Corianton had done wrong. He had not only committed a serious sin, but had done so while representing the church as a missionary under the leadership of his father, Alma. His actions had embarrassed his father and had weakened the credibility of his fellow missionaries (Alma 39:1-12).
As you might expect, Alma reproved his son. He clearly identified Corianton’s sins, emphasized their seriousness, and urged him to repent. But then he did something you might not expect: he answered Corianton’s questions:
- “I will ease your mind,” he said, on the subject of how they could know of the coming of Christ in advance (Alma 39:17-19).
- “I perceive that thy mind is worried concerning the resurrection of the dead,” he said, and provided his perspectives on the difference between the spirit world and the resurrection (Alma 40:1).
- “I perceive that thy mind has been worried also” about the concept of restoration, he continued. “But behold, I will explain it unto thee” (Alma 41:1).
- “I perceive there is somewhat more which doth worry your mind,” he added: whether it is really appropriate for sinners to be punished. “Now behold, my son,I will explain this thing unto thee” (Alma 42:1-2).
After answering these four questions, Alma said, “I desire that ye should let these things trouble you no more, and only let your sins trouble you, with that trouble which shall bring you down unto repentance.” (Alma 42:29).
These are not the words of an angry, vengeful man. These are the words of a concerned parent, who wants the best for his son, and who is willing to patiently teach, with confidence that his son’s misbehavior can be improved through a more accurate understanding.
After receiving the First Vision, Joseph Smith endured persecution from many people in his community.
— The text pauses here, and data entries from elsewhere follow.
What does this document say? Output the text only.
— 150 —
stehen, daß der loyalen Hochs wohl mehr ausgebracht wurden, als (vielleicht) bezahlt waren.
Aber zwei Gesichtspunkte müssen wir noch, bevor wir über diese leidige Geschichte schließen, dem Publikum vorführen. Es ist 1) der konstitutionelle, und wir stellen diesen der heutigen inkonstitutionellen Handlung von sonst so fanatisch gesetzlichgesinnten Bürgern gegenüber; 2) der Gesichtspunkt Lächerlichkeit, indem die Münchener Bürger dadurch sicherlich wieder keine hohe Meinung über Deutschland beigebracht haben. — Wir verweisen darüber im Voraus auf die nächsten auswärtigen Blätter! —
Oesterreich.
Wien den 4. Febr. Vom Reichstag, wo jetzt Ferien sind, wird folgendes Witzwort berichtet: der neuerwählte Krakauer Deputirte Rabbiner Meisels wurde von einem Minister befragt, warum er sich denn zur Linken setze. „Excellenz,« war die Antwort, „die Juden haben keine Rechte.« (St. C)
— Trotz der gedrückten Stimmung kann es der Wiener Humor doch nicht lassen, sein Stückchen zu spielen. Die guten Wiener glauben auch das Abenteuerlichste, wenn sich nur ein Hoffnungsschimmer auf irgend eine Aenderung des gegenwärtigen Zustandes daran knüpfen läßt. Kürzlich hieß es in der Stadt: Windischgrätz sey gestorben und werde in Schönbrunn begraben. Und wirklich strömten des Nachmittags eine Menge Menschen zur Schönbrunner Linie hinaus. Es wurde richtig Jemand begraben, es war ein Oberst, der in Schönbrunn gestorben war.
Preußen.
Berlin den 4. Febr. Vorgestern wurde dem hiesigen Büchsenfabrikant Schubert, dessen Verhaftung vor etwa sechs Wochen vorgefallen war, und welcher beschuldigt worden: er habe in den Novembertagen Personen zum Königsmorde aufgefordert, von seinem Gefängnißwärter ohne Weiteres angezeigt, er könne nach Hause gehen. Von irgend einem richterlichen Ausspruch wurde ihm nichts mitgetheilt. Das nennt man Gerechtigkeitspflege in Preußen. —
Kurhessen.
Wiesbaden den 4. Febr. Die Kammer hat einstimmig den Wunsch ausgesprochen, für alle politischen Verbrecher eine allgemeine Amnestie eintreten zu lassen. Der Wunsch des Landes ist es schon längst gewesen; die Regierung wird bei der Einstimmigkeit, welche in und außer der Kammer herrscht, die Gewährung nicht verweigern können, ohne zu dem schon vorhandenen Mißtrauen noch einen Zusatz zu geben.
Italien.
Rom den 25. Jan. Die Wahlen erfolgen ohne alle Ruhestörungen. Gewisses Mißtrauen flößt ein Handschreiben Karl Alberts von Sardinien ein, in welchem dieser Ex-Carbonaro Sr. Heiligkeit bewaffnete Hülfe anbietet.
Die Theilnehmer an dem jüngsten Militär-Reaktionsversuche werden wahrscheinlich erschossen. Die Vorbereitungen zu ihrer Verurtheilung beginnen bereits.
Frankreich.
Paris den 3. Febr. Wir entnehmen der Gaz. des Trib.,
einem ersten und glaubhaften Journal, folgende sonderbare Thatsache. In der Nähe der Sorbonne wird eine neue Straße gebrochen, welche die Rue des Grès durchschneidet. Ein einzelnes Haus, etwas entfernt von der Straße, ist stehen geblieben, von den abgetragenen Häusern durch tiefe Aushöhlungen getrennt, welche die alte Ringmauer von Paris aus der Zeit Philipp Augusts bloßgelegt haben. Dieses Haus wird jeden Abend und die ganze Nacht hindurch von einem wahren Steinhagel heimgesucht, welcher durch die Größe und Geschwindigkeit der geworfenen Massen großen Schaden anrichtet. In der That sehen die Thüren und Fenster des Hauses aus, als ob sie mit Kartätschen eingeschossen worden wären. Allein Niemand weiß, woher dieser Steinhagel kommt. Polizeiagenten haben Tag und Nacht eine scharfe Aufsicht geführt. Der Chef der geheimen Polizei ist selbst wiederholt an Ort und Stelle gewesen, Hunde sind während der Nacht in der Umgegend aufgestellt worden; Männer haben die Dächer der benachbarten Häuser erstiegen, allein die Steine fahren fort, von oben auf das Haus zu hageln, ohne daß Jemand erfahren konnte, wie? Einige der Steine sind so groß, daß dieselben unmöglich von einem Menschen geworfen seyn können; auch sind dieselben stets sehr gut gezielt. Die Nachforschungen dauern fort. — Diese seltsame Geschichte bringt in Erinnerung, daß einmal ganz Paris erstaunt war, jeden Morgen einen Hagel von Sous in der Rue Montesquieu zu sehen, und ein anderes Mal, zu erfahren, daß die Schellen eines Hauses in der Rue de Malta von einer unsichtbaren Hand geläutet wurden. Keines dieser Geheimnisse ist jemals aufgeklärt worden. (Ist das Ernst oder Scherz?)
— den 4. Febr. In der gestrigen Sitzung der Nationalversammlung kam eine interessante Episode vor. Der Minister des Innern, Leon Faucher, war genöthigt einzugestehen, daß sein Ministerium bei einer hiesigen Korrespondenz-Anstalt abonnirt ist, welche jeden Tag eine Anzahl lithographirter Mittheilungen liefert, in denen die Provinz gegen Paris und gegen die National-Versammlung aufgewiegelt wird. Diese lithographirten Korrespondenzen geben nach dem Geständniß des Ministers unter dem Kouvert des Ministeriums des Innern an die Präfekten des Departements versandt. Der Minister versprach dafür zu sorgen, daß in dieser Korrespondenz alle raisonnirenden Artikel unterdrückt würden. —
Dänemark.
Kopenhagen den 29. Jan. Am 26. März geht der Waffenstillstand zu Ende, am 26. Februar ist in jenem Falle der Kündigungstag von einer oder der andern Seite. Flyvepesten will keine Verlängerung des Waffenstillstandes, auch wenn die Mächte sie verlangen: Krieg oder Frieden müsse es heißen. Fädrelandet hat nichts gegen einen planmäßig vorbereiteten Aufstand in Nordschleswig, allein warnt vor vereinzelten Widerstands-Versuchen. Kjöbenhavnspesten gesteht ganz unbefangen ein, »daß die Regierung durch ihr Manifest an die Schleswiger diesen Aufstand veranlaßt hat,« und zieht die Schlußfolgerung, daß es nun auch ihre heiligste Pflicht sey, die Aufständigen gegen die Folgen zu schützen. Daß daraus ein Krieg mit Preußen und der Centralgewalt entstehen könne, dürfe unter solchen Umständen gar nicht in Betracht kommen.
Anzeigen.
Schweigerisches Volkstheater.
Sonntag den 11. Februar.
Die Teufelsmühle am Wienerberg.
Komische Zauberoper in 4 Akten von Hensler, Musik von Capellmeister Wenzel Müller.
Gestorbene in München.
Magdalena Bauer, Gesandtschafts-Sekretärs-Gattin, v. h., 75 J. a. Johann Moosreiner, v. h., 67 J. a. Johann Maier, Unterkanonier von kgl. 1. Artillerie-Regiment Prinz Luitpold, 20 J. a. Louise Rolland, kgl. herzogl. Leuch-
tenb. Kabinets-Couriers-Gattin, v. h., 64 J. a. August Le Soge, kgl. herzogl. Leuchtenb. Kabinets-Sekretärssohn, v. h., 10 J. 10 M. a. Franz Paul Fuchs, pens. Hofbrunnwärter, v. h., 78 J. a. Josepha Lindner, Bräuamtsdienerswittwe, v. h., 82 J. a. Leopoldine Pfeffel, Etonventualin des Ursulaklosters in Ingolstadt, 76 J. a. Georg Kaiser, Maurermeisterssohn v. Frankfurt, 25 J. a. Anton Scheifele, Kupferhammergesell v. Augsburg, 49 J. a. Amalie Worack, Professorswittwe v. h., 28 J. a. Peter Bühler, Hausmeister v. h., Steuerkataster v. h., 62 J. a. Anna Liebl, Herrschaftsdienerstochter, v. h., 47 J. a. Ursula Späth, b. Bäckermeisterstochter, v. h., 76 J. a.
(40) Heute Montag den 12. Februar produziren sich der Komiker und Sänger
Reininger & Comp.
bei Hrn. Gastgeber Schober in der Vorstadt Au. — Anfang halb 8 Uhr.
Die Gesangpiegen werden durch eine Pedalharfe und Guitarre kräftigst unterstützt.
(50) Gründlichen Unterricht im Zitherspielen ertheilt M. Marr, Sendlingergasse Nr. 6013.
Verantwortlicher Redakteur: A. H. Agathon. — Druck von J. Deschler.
A religious leader treated the story “not only lightly, but with great contempt” (Joseph Smith—History 1:21). Joseph was shocked that people treated him so harshly just because they disagreed with what he was saying. Here’s how he described his situation:
Being of very tender years, and persecuted by those who ought to have been my friends and to have treated me kindly, and if they supposed me to be deluded to have endeavored in a proper and affectionate manner to have reclaimed me.Joseph Smith—History 1:28
Joseph later explained how we ought to treat people with whom we disagree:
If I esteem mankind to be in error, shall I bear them down? No. I will lift them up, and in their own way too, if I cannot persuade them my way is better; and I will not seek to compel any man to believe as I do, only by the force of reasoning, for truth will cut its own way.Teachings of Presidents of the Church: Joseph Smith, Chapter 29: “Living with Others in Peace and Harmony“
Today, I will follow the example of Alma and avoid the error of Joseph Smith’s leaders. When I interact with someone who seems to be misguided, I will trust their ability to learn, to change, and to accomplish great things in the future. If they are willing to listen, I will explain what I know, with confidence that my explanations will help them in their continued growth and progression.